(Diario de adolescencia) 17 de mayo de 2017



Quizá no haya una sola vida que se libre del mal. Las personas realmente perversas son escasas. Lo que vemos habitualmente, los rastros de mal que encontramos en quienes nos rodean, no son algo que debiéramos condenar de por vida (cabe preguntarse: ¿hay algo que deba ser de por vida?) Más que el mal, lo que se manifiesta en algunos seres humanos es incomprensión de la belleza y el bien. De ahí viene gran parte de la violencia, que todos hemos experimentado en un momento u otro, en mayor o menor dosis. Sé que todo suena abstracto, pero no puedo concretar en un diario público. Censurarse a uno mismo, omitir ciertas frases, es inevitable cuando se escribe sobre el presente.
Primera entrevista de trabajo que hago. Entro en un bloque de Passeig de Gràcia y subo hasta el cuarto piso. Tengo la sensación de que ya he llegado cuando me doy cuenta de que todavía estoy en el segundo: es cosa de los entresuelos de Barcelona. La sala a la que me llevan es luminosa, pequeña, sucia. No hay un solo piso de todo el Eixample que no tenga las paredes sucias. La mayor diferencia que he encontrado entre los interiores de Barcelona y los de Mataró es que los de la primera están medianamente dejados y a los habitantes no les importa que sea así: incluso se encuentran salas vacías en casas de familias de clase bien. Esa dejadez, quizá, se relaciona con el estilo de vida que se suele llegar en esta ciudad desde que se nace hasta que se muere: el estilo apresurado. Los barceloneses aprenden la prisa de la velocidad del metro, del tranvía.

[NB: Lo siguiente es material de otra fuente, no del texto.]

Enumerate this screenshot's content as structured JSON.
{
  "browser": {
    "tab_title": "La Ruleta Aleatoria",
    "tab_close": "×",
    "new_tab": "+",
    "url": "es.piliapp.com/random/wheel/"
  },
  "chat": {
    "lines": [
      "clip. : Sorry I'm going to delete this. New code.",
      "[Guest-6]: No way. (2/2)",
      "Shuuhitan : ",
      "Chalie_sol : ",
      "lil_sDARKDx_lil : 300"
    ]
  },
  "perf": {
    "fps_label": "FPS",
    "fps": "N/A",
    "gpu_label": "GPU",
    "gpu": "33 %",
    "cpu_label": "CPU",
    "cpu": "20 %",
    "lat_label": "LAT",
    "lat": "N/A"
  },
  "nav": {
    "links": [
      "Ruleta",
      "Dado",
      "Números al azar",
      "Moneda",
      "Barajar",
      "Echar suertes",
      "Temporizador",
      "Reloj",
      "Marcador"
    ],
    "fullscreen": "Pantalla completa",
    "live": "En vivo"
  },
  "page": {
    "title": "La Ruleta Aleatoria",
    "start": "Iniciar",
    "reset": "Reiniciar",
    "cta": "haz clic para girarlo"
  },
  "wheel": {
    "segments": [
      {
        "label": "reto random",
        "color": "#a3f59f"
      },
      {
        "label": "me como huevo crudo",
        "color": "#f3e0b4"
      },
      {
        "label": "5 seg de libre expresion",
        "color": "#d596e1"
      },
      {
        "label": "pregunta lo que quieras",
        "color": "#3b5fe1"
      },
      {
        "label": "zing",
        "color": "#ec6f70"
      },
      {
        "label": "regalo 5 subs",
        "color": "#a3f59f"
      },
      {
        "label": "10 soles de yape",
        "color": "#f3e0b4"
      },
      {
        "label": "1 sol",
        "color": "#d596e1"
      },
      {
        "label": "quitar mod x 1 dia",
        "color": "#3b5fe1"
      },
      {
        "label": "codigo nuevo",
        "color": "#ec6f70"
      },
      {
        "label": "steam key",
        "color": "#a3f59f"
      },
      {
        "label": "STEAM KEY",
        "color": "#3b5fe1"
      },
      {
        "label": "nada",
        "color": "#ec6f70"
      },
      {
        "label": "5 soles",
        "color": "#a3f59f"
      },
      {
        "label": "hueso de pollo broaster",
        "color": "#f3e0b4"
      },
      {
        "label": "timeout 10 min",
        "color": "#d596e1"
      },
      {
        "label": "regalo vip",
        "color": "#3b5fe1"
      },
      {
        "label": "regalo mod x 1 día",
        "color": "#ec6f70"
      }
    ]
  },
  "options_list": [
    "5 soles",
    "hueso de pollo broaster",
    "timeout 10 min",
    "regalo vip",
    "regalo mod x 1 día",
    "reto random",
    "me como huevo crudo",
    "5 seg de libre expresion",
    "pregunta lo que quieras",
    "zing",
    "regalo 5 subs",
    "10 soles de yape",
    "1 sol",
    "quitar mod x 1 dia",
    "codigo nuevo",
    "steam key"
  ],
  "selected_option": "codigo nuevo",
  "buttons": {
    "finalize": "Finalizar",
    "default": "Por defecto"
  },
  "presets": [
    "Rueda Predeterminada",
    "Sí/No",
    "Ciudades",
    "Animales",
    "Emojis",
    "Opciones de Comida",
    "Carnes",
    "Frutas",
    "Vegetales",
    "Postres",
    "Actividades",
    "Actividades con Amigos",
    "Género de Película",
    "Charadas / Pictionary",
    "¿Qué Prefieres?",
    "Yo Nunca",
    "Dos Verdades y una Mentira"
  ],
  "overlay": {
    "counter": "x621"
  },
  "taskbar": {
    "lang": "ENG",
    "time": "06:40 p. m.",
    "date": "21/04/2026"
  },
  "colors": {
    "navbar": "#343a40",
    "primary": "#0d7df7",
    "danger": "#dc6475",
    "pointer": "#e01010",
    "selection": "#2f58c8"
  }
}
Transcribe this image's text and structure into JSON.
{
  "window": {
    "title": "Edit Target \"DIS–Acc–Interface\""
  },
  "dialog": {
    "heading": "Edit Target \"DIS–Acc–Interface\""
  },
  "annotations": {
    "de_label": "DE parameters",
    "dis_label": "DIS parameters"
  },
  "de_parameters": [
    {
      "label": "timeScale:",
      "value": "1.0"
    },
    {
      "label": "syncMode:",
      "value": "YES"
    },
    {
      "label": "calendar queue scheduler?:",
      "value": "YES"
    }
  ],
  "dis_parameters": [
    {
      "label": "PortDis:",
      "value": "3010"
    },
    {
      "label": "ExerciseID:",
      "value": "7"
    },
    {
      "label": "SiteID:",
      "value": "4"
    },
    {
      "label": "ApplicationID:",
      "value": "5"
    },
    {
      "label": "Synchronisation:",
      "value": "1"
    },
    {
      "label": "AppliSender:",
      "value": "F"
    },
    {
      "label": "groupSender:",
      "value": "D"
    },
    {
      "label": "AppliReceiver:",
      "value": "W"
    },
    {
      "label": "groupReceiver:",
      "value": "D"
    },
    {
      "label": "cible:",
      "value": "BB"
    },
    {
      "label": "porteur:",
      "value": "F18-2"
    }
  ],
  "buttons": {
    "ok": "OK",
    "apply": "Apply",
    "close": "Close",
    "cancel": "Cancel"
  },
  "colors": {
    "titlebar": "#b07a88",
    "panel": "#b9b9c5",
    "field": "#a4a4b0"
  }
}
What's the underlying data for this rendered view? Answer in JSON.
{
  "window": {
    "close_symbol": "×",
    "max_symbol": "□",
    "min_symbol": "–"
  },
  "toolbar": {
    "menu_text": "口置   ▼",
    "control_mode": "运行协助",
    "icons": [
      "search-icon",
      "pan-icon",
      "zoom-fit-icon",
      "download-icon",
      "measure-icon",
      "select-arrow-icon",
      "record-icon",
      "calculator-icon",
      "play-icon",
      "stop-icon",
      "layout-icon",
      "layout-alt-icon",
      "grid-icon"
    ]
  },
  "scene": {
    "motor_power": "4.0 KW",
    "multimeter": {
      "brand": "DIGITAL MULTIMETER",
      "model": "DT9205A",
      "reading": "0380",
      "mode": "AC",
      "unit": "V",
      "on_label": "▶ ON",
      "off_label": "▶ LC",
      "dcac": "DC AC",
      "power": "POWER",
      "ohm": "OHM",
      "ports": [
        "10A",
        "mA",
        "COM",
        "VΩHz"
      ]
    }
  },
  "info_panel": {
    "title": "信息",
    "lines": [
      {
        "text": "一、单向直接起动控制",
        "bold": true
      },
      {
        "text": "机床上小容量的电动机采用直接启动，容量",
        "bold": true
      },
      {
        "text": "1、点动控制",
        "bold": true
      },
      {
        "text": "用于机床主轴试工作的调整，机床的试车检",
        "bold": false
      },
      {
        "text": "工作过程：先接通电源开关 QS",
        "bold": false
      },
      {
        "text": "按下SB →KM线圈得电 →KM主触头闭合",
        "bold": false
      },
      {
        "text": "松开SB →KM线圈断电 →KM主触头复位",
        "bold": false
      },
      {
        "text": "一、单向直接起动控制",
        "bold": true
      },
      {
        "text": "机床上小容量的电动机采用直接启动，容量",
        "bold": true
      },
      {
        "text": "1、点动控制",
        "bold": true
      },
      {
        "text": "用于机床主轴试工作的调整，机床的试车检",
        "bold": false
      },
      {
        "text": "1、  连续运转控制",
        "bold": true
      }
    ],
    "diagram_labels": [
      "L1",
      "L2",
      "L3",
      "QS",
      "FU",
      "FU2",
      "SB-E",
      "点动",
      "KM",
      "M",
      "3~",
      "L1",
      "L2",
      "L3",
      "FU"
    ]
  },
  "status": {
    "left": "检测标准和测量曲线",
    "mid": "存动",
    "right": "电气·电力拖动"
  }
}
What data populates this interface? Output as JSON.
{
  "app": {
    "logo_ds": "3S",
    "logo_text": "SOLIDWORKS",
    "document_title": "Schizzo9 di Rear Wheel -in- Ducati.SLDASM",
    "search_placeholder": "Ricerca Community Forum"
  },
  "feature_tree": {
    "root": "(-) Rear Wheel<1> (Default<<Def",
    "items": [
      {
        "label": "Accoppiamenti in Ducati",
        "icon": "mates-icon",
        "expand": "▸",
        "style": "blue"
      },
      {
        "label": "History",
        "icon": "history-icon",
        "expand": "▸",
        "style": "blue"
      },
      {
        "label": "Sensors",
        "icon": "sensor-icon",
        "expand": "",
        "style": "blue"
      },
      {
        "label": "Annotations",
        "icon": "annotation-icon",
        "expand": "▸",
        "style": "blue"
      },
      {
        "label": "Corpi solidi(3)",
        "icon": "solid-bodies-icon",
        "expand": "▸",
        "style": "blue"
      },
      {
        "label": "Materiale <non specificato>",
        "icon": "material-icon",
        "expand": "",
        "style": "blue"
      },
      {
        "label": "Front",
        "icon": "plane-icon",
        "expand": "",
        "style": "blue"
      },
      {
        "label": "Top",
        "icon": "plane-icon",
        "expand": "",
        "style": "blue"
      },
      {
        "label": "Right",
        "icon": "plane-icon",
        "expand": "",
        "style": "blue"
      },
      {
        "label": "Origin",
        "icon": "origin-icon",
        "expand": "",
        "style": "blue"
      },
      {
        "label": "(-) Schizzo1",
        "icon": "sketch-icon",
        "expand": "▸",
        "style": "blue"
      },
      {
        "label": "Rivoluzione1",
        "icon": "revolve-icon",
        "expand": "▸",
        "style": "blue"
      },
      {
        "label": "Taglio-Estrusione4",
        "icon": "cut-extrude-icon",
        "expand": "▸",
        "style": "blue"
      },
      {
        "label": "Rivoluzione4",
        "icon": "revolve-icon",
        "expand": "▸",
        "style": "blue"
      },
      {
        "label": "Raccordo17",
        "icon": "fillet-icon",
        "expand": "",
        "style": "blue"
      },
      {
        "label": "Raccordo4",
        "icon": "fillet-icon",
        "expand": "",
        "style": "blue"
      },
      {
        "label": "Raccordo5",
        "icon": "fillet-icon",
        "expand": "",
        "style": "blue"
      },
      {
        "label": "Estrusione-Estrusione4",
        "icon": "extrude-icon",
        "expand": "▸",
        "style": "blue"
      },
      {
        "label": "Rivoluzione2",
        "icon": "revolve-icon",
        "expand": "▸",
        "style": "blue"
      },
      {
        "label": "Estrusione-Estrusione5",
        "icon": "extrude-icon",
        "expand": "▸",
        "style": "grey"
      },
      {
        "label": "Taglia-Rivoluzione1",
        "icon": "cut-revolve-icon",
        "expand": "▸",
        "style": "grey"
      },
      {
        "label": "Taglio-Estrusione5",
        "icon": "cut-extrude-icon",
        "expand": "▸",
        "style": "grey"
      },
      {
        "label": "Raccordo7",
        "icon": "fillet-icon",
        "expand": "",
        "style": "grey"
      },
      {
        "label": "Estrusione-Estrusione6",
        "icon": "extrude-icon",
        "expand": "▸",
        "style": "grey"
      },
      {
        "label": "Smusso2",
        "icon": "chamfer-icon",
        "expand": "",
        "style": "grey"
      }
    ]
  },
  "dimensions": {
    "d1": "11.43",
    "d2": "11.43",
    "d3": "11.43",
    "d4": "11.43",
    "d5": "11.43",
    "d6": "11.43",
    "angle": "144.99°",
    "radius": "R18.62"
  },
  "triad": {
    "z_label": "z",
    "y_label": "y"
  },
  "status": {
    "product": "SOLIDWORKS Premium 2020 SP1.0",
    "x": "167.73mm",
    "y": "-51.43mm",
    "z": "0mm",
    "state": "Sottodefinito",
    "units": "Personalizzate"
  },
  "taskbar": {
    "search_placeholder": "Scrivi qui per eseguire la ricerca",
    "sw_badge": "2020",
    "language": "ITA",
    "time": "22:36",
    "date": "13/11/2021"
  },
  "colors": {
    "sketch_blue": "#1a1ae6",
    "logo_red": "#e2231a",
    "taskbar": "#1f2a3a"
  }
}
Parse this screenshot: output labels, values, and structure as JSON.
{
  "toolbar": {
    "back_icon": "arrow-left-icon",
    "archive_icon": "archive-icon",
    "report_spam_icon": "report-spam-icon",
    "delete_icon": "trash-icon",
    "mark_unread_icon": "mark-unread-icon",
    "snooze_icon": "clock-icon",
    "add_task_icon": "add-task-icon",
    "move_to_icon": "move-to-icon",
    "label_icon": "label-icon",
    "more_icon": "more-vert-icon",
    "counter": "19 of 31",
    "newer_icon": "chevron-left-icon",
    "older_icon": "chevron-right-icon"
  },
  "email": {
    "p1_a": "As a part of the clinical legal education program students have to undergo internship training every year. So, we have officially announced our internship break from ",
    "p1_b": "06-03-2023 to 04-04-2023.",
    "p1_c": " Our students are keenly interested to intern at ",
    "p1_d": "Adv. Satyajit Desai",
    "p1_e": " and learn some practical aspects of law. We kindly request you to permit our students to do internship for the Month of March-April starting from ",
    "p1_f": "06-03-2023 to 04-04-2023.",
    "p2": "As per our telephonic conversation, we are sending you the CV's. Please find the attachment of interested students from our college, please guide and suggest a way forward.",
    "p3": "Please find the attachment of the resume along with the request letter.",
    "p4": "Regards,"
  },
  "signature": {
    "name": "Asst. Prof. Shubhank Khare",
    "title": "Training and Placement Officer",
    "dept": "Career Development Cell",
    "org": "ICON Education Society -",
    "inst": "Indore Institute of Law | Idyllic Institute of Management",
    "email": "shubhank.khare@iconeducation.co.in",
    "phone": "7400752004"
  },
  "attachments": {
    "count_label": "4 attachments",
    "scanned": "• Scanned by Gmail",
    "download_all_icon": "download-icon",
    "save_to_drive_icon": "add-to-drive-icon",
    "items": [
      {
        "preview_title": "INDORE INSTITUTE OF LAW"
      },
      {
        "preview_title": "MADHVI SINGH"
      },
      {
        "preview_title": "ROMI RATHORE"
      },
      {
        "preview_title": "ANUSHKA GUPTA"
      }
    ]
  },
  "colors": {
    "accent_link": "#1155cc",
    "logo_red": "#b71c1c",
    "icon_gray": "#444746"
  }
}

Me hacen rellenar un folio con mi disponibilidad y me pego una pegatina con mi nombre en la camisa. Dudo de si debería escribir sobre esto en mi diario, pero es bastante seguro que ni me darán el trabajo ni estaré dispuesto a aceptarlo ―en el remoto caso de que me lo den. Todo esto me da mala espina pero intuyo que el mundo laboral (lo que algunos desencantados llaman mundo real) consiste en esto.
Después de una dinámica en grupo, me llevan a un despacho para una entrevista individual. La chica que me ha recibido me hace algunas preguntas mientras otra muchacha, que es de Francia y viste de un exquisito negro, toma apuntes en una libretita. Desilusión: siempre que veo una libretita como esa, me imagino que lo que hay escrito es algo revelador; ahora, me doy cuenta de que, en libretas como esa, también se pueden escribir las notas más objetivas y frías. El despacho tiene una ventana que da directamente a la intersección entre Passeig de Gràcia y Gran Via: el aire es mucho más nítido que a pie de calle; los edificios del alrededor, colosales, asustan. Todo este mundo me da ciertamente miedo y dudo de que haya nadie preparado para algo tan gigantesco. Acostumbrado a los techos bajos de mi casa, todo lo que se salga de las medidas del humilde Mataró me echa para atrás.
Me darán una respuesta dentro de un mes. Por Gran Via, me topo con Jalal y me avisa de que aún llevo la pegatina con mi nombre pegada. Gracias. ¿Dónde tengo la cabeza? Compro un café con leche largo. «¿Alguien había pedido un latte?», pregunta la camarera. «Yo había pedido un café con leche», alzo la voz. «Sí, son lo mismo.» «Ah.» Tanto tiempo en el mundo para ocupar tan poco espacio de mi cabeza. En la biblioteca de la uni, acabo de leer un libro de Balzac y no me impresiona tanto como Flaubert. Que tanto el uno como el otro fuesen hombres gordos no significa nada ―esa es mi conclusión.
Por la noche, voy a Razzmatazz con Abril T. y Anna V. Es la primera vez que entro en este sitio. Siempre me lo había mirado desde lejos ―desde la calle, ya que, cuando tenía diecisiete años y salía por Marina, no podía entrar en esa discoteca. La primera parte de la noche consiste, básicamente, en quedarse embobado mirando el DJ, cuyo pelo, algo largo y sedoso, se mueve por efecto de unos ventiladores. En fin. La segunda parte de la noche empieza cuando una chica se nos acerca.